The work placement period has been a very enriching experience, connecting my theoretical studies with work practice. The termination of this placement makes me reflect back on the progress that I have made in terms of the accumulated skills, the experience on handling of clients. In terms of the mental illness that I was dealing with, I feel that the knowledge and understanding has enabled me to change my stereotypes concerning the mentally disordered individuals. This placement allowed me to achieve many positive changes, refine my skills, which were exceptionally helpful during the information presentation and team work activities. Through these skills I learnt how to manage stress and emotions as well as proper ways of communication. Additionally, the drip-in activities, therapy and counselling programmes were scheduled in such a systematic manner that it became a factor, which helped in learning how to prioritize my work as well as manage time properly. I was able to achieve this not only with the support of practice teacher, but mostly with the help of the multi-professional team.

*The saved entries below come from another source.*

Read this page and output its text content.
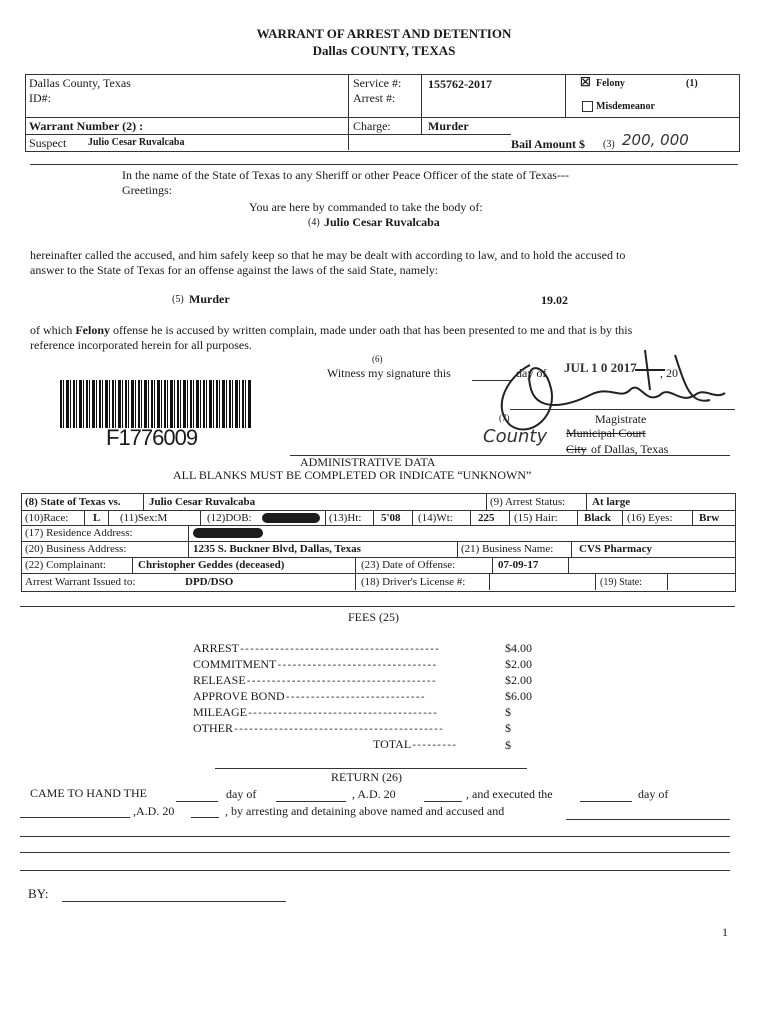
WARRANT OF ARREST AND DETENTION
Dallas COUNTY, TEXAS
Dallas County, Texas
ID#:
Service #: 155762-2017
Arrest #:
☒ Felony	(1)
Misdemeanor
Warrant Number (2) :	Charge:	Murder
Suspect Julio Cesar Ruvalcaba	Bail Amount $ (3) 200, 000
In the name of the State of Texas to any Sheriff or other Peace Officer of the state of Texas---
Greetings:
You are here by commanded to take the body of:
(4) Julio Cesar Ruvalcaba
hereinafter called the accused, and him safely keep so that he may be dealt with according to law, and to hold the accused to
answer to the State of Texas for an offense against the laws of the said State, namely:
(5) Murder	19.02
of which Felony offense he is accused by written complain, made under oath that has been presented to me and that is by this
reference incorporated herein for all purposes.
(6)
Witness my signature this	day of JUL 1 0 2017 , 20
(7)	Magistrate
Municipal Court
County
City of Dallas, Texas
F1776009
ADMINISTRATIVE DATA
ALL BLANKS MUST BE COMPLETED OR INDICATE “UNKNOWN”
(8) State of Texas vs.	Julio Cesar Ruvalcaba	(9) Arrest Status: At large
(10)Race: L (11)Sex:M	(12)DOB:	(13)Ht: 5'08 (14)Wt: 225 (15) Hair: Black (16) Eyes: Brw
(17) Residence Address:
(20) Business Address:	1235 S. Buckner Blvd, Dallas, Texas	(21) Business Name: CVS Pharmacy
(22) Complainant:	Christopher Geddes (deceased)	(23) Date of Offense:	07-09-17
Arrest Warrant Issued to:	DPD/DSO	(18) Driver's License #:	(19) State:
FEES (25)
ARREST----------------------------------------	$4.00
COMMITMENT--------------------------------	$2.00
RELEASE--------------------------------------	$2.00
APPROVE BOND----------------------------	$6.00
MILEAGE--------------------------------------	$
OTHER------------------------------------------	$
TOTAL---------	$
RETURN (26)
CAME TO HAND THE	day of	, A.D. 20	, and executed the	day of
,A.D. 20	, by arresting and detaining above named and accused and
BY:
1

In this placement, I felt more motivated, since I was able to interact with the multi-professional team, who were able to guide me not only on every area, which I was scheduled to learn, but also any other areas, in which I developed interest. I was also able to be a part of the decision making process such as in meetings held by Mental Health Review Tribunals and also those held by hospital managers. In addition, I am reaching the end of the placement as an experienced reflective and reflexive practitioner, whom I will strive to be as long as I continue being a social care giver now qualified to promote the best social care practice. The placement has generally been a lively and enjoyable experience, and I feel that it has given me varied and interesting learning opportunities through the guidance of my practice teacher. These are the opportunities, which enabled me to understand comprehensively and attain the experience of the mental health social work. Furthermore, I appreciate the positive relationships with my clients, patients and staff at large as it is reflected in my service user and colleague feedback, and therefore I hope I have left a legacy in African and Caribbean Mental Health Services to both the staff and patients.